New Delhi Nov 24 : Nagaland ’s fascination with all things Korea n is a thing of the past. Japanese fashion and Bollywood movies are now the in thing with the fashion-forward Naga youth. Devjyot Ghoshal finds out what led to the disillusionment with Seoul.

The steep streets of Kohima , that once reverberated to everything Korean, are now a smorgasbord of different influences as the current generation of Naga youth, who have grown up in the afterglow of India’s oldest insurgency, attempts to piece together a distinct identity.

Theja Meru , a 42-year-old entrepreneur and musician, was the improbable matchmaker of Nagaland’s short-lived romance with Korea and its cultural paraphernalia. At its climax, in the last few years of the past decade, the father of two says that Korean culture had permeated into Nagaland's social fabric so deeply that he was able to convince the state government to open its coffers for the India-Korea Music Festival in 2008.

Some 7,000 people had poured out into the streets at that event. Korean musicians strode on the stage; the state’s political leadership stood in attendance; and it looked as if there could actually be a platform for Nagaland’s young people to connect with a large cultural entity other than India. Then it all slowly crumbled away. “My regret is that it didn’t go in the direction it could have,” Meru admits, his usually animated face suddenly quiescent. “It never reached the size it could have.”

The darkened college-side teashops and kerbside gatherings in Nagaland cities are no longer dominated by Korean cuts or clothes. Instead, the street now harbours aficionados of punk, emo, rock and metal. In the trend-setting corridors of high schools, Tokyo has taken over from where Seoul walked out; from Manga-inspired hair to graphic shirts, there's a new subculture brewing.

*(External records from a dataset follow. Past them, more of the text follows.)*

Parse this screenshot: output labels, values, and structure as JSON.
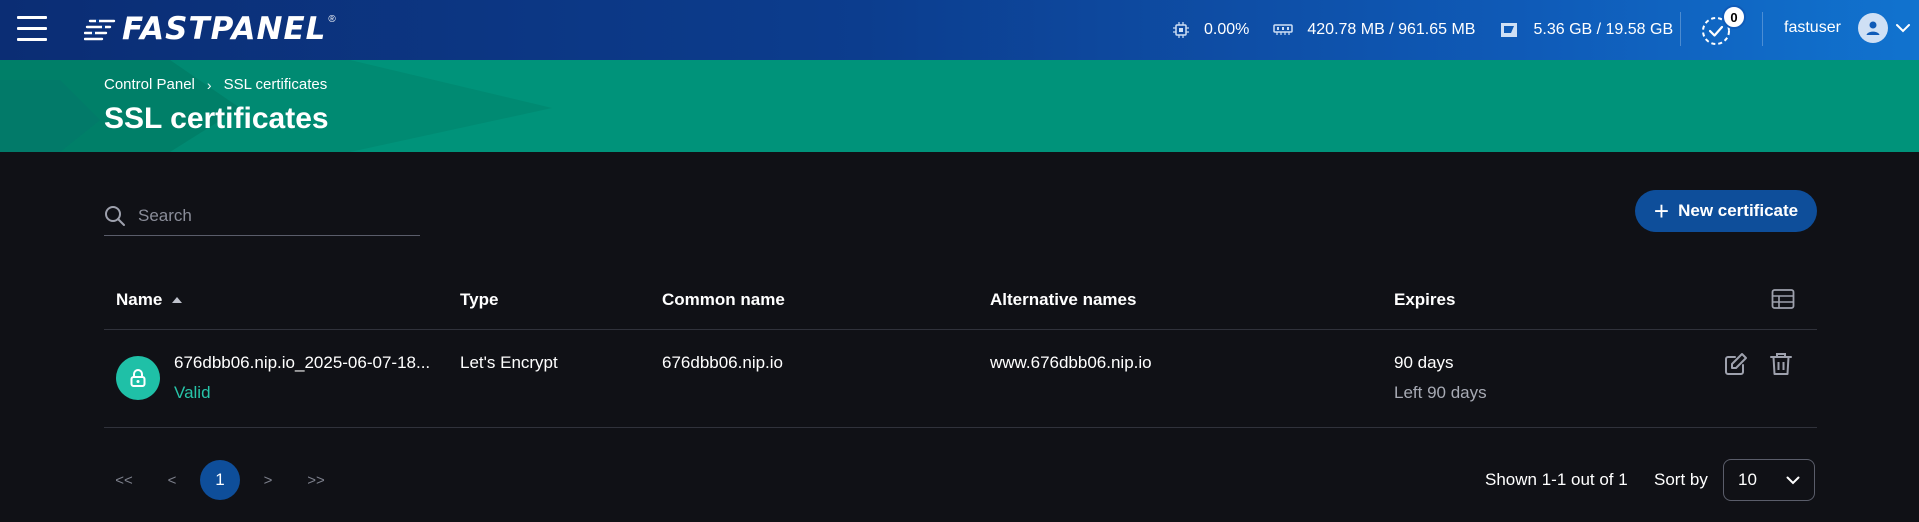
{
  "app": {
    "logo_text": "FASTPANEL",
    "logo_mark": "®"
  },
  "topbar": {
    "cpu": "0.00%",
    "memory": "420.78 MB / 961.65 MB",
    "disk": "5.36 GB / 19.58 GB",
    "tasks_count": "0",
    "username": "fastuser"
  },
  "header": {
    "breadcrumb": [
      "Control Panel",
      "SSL certificates"
    ],
    "title": "SSL certificates"
  },
  "search": {
    "placeholder": "Search",
    "value": ""
  },
  "new_button": {
    "label": "New certificate"
  },
  "table": {
    "columns": [
      "Name",
      "Type",
      "Common name",
      "Alternative names",
      "Expires"
    ],
    "rows": [
      {
        "name": "676dbb06.nip.io_2025-06-07-18...",
        "status": "Valid",
        "type": "Let's Encrypt",
        "common_name": "676dbb06.nip.io",
        "alt_names": "www.676dbb06.nip.io",
        "expires": "90 days",
        "expires_left": "Left 90 days"
      }
    ]
  },
  "pagination": {
    "first": "<<",
    "prev": "<",
    "current": "1",
    "next": ">",
    "last": ">>",
    "shown": "Shown 1-1 out of 1",
    "sort_label": "Sort by",
    "page_size": "10"
  },
  "colors": {
    "accent": "#0e4e9a",
    "header": "#00937a",
    "valid": "#27c4a8"
  }
}
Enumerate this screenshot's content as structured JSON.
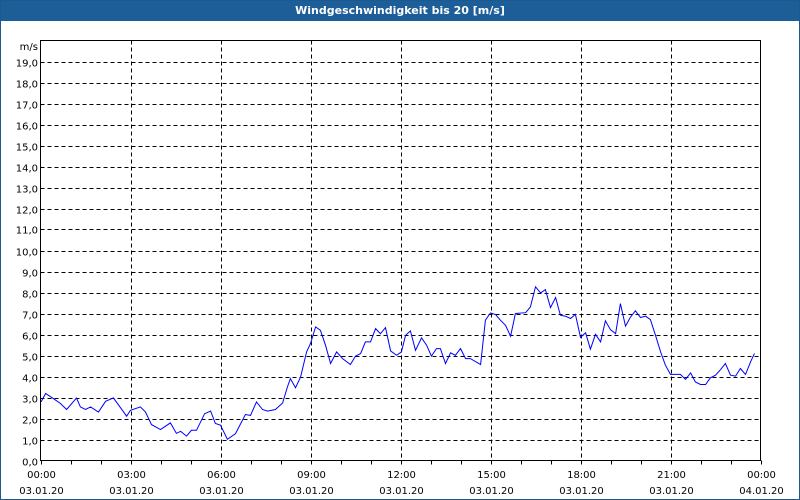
{
  "title": "Windgeschwindigkeit bis 20 [m/s]",
  "chart_data": {
    "type": "line",
    "title": "Windgeschwindigkeit bis 20 [m/s]",
    "ylabel": "m/s",
    "xlabel": "",
    "ylim": [
      0,
      20
    ],
    "xlim_hours": [
      0,
      24
    ],
    "grid": true,
    "line_color": "#0000ff",
    "y_ticks": [
      "0,0",
      "1,0",
      "2,0",
      "3,0",
      "4,0",
      "5,0",
      "6,0",
      "7,0",
      "8,0",
      "9,0",
      "10,0",
      "11,0",
      "12,0",
      "13,0",
      "14,0",
      "15,0",
      "16,0",
      "17,0",
      "18,0",
      "19,0"
    ],
    "x_ticks": [
      {
        "time": "00:00",
        "date": "03.01.20"
      },
      {
        "time": "03:00",
        "date": "03.01.20"
      },
      {
        "time": "06:00",
        "date": "03.01.20"
      },
      {
        "time": "09:00",
        "date": "03.01.20"
      },
      {
        "time": "12:00",
        "date": "03.01.20"
      },
      {
        "time": "15:00",
        "date": "03.01.20"
      },
      {
        "time": "18:00",
        "date": "03.01.20"
      },
      {
        "time": "21:00",
        "date": "03.01.20"
      },
      {
        "time": "00:00",
        "date": "04.01.20"
      }
    ],
    "series": [
      {
        "name": "Windgeschwindigkeit",
        "points_hours_value": [
          [
            0.02,
            2.79
          ],
          [
            0.17,
            3.19
          ],
          [
            0.43,
            2.95
          ],
          [
            0.67,
            2.71
          ],
          [
            0.87,
            2.43
          ],
          [
            1.2,
            2.97
          ],
          [
            1.33,
            2.55
          ],
          [
            1.5,
            2.43
          ],
          [
            1.67,
            2.55
          ],
          [
            1.93,
            2.31
          ],
          [
            2.17,
            2.82
          ],
          [
            2.43,
            2.98
          ],
          [
            2.73,
            2.39
          ],
          [
            2.87,
            2.11
          ],
          [
            3.0,
            2.39
          ],
          [
            3.33,
            2.55
          ],
          [
            3.5,
            2.31
          ],
          [
            3.7,
            1.71
          ],
          [
            4.0,
            1.47
          ],
          [
            4.33,
            1.79
          ],
          [
            4.53,
            1.29
          ],
          [
            4.67,
            1.39
          ],
          [
            4.87,
            1.16
          ],
          [
            5.03,
            1.44
          ],
          [
            5.2,
            1.44
          ],
          [
            5.47,
            2.23
          ],
          [
            5.67,
            2.35
          ],
          [
            5.83,
            1.76
          ],
          [
            6.0,
            1.68
          ],
          [
            6.23,
            1.01
          ],
          [
            6.5,
            1.28
          ],
          [
            6.83,
            2.19
          ],
          [
            7.0,
            2.15
          ],
          [
            7.2,
            2.79
          ],
          [
            7.4,
            2.43
          ],
          [
            7.57,
            2.35
          ],
          [
            7.83,
            2.43
          ],
          [
            8.07,
            2.74
          ],
          [
            8.23,
            3.5
          ],
          [
            8.33,
            3.9
          ],
          [
            8.5,
            3.46
          ],
          [
            8.67,
            3.98
          ],
          [
            8.87,
            5.17
          ],
          [
            9.0,
            5.57
          ],
          [
            9.17,
            6.36
          ],
          [
            9.33,
            6.2
          ],
          [
            9.5,
            5.49
          ],
          [
            9.67,
            4.62
          ],
          [
            9.87,
            5.17
          ],
          [
            10.07,
            4.85
          ],
          [
            10.33,
            4.57
          ],
          [
            10.5,
            4.97
          ],
          [
            10.67,
            5.09
          ],
          [
            10.83,
            5.65
          ],
          [
            11.0,
            5.65
          ],
          [
            11.17,
            6.28
          ],
          [
            11.33,
            6.04
          ],
          [
            11.5,
            6.33
          ],
          [
            11.67,
            5.22
          ],
          [
            11.87,
            5.01
          ],
          [
            12.03,
            5.17
          ],
          [
            12.17,
            5.96
          ],
          [
            12.33,
            6.17
          ],
          [
            12.5,
            5.25
          ],
          [
            12.7,
            5.84
          ],
          [
            12.87,
            5.49
          ],
          [
            13.03,
            4.97
          ],
          [
            13.2,
            5.33
          ],
          [
            13.33,
            5.33
          ],
          [
            13.5,
            4.62
          ],
          [
            13.67,
            5.13
          ],
          [
            13.83,
            5.01
          ],
          [
            14.0,
            5.33
          ],
          [
            14.17,
            4.85
          ],
          [
            14.33,
            4.85
          ],
          [
            14.67,
            4.57
          ],
          [
            14.83,
            6.68
          ],
          [
            15.0,
            7.03
          ],
          [
            15.17,
            6.95
          ],
          [
            15.33,
            6.68
          ],
          [
            15.5,
            6.44
          ],
          [
            15.67,
            5.92
          ],
          [
            15.83,
            7.0
          ],
          [
            16.17,
            7.04
          ],
          [
            16.33,
            7.31
          ],
          [
            16.5,
            8.27
          ],
          [
            16.67,
            7.98
          ],
          [
            16.83,
            8.14
          ],
          [
            17.0,
            7.28
          ],
          [
            17.17,
            7.76
          ],
          [
            17.33,
            6.92
          ],
          [
            17.5,
            6.87
          ],
          [
            17.67,
            6.76
          ],
          [
            17.83,
            6.96
          ],
          [
            18.0,
            5.86
          ],
          [
            18.17,
            6.08
          ],
          [
            18.33,
            5.3
          ],
          [
            18.5,
            6.01
          ],
          [
            18.67,
            5.65
          ],
          [
            18.83,
            6.65
          ],
          [
            19.0,
            6.23
          ],
          [
            19.17,
            6.04
          ],
          [
            19.33,
            7.47
          ],
          [
            19.5,
            6.4
          ],
          [
            19.67,
            6.84
          ],
          [
            19.83,
            7.13
          ],
          [
            20.0,
            6.81
          ],
          [
            20.17,
            6.87
          ],
          [
            20.33,
            6.71
          ],
          [
            20.5,
            5.96
          ],
          [
            20.67,
            5.17
          ],
          [
            20.83,
            4.54
          ],
          [
            21.0,
            4.1
          ],
          [
            21.33,
            4.1
          ],
          [
            21.5,
            3.86
          ],
          [
            21.67,
            4.17
          ],
          [
            21.83,
            3.74
          ],
          [
            22.0,
            3.62
          ],
          [
            22.17,
            3.62
          ],
          [
            22.33,
            3.94
          ],
          [
            22.5,
            4.06
          ],
          [
            22.67,
            4.33
          ],
          [
            22.83,
            4.62
          ],
          [
            23.0,
            4.06
          ],
          [
            23.17,
            4.02
          ],
          [
            23.33,
            4.38
          ],
          [
            23.5,
            4.1
          ],
          [
            23.67,
            4.7
          ],
          [
            23.8,
            5.1
          ]
        ]
      }
    ]
  }
}
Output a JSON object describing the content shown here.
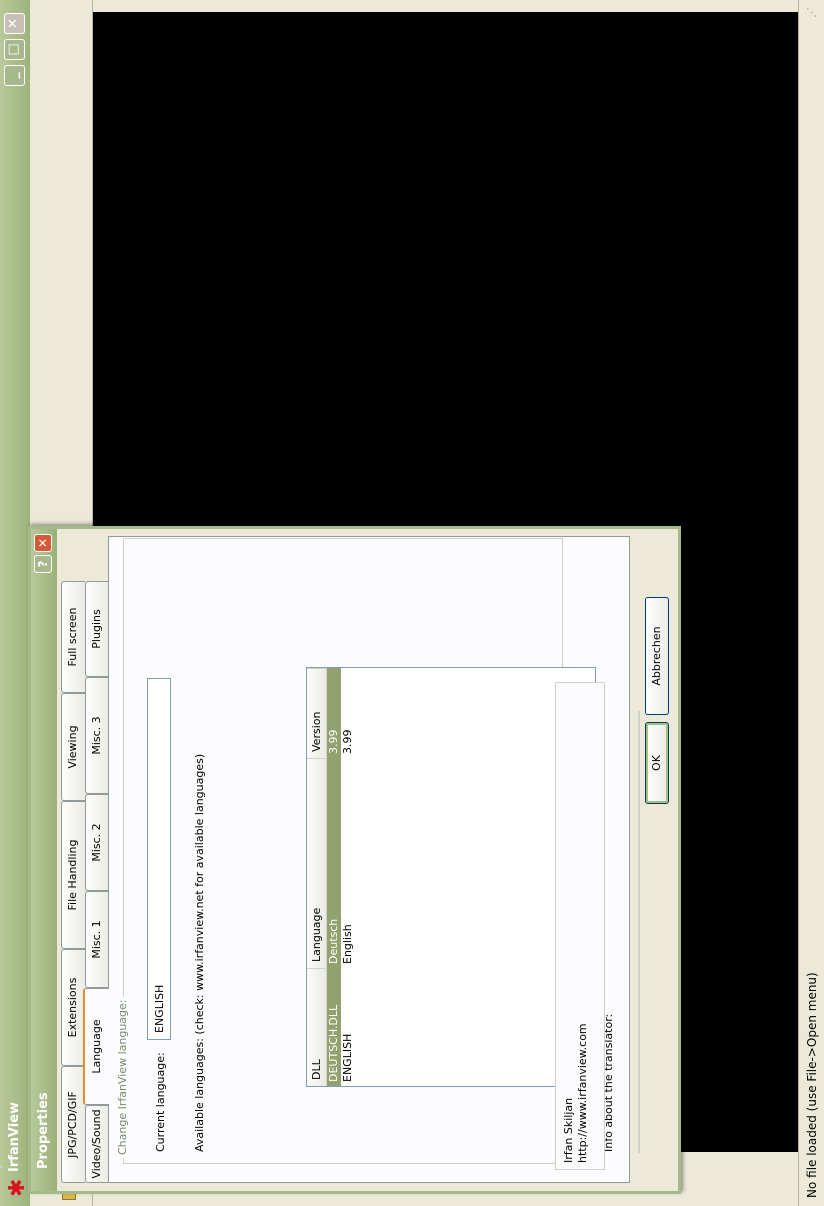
{
  "window": {
    "title": "IrfanView",
    "status": "No file loaded (use File->Open menu)",
    "accent": "#9eb27c",
    "canvas_color": "#000000"
  },
  "dialog": {
    "title": "Properties",
    "tabs_row1": [
      "JPG/PCD/GIF",
      "Extensions",
      "File Handling",
      "Viewing",
      "Full screen"
    ],
    "tabs_row2": [
      "Video/Sound",
      "Language",
      "Misc. 1",
      "Misc. 2",
      "Misc. 3",
      "Plugins"
    ],
    "active_tab": "Language",
    "section_title": "Change IrfanView language:",
    "current_language_label": "Current language:",
    "current_language_value": "ENGLISH",
    "available_label": "Available languages: (check: www.irfanview.net for available languages)",
    "columns": [
      "DLL",
      "Language",
      "Version"
    ],
    "rows": [
      {
        "dll": "DEUTSCH.DLL",
        "language": "Deutsch",
        "version": "3.99",
        "selected": true
      },
      {
        "dll": "ENGLISH",
        "language": "English",
        "version": "3.99",
        "selected": false
      }
    ],
    "translator_label": "Info about the translator:",
    "translator_name": "Irfan Skiljan",
    "translator_url": "http://www.irfanview.com",
    "ok_label": "OK",
    "cancel_label": "Abbrechen",
    "selection_color": "#93a070"
  }
}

Ramshackle barber shops, swank clothes outlets and dank second-hand garment markets have all adjusted. For the latter, it is the nature of imports from Bangkok that has changed. In the numerous CD and DVD shops, Korean films and soaps must now compete with Thai, Japanese or even Bollywood productions.

And more institutionalised entities, such as a Korean club in Kohima that Meru started in 2007 and the Korean language classes that were held there with government backing, too, have either failed or are about to. At the Hornbill Festival, the state's big December festivity that was a former showcase of this unusual cultural interaction, other preoccupations have taken centrestage.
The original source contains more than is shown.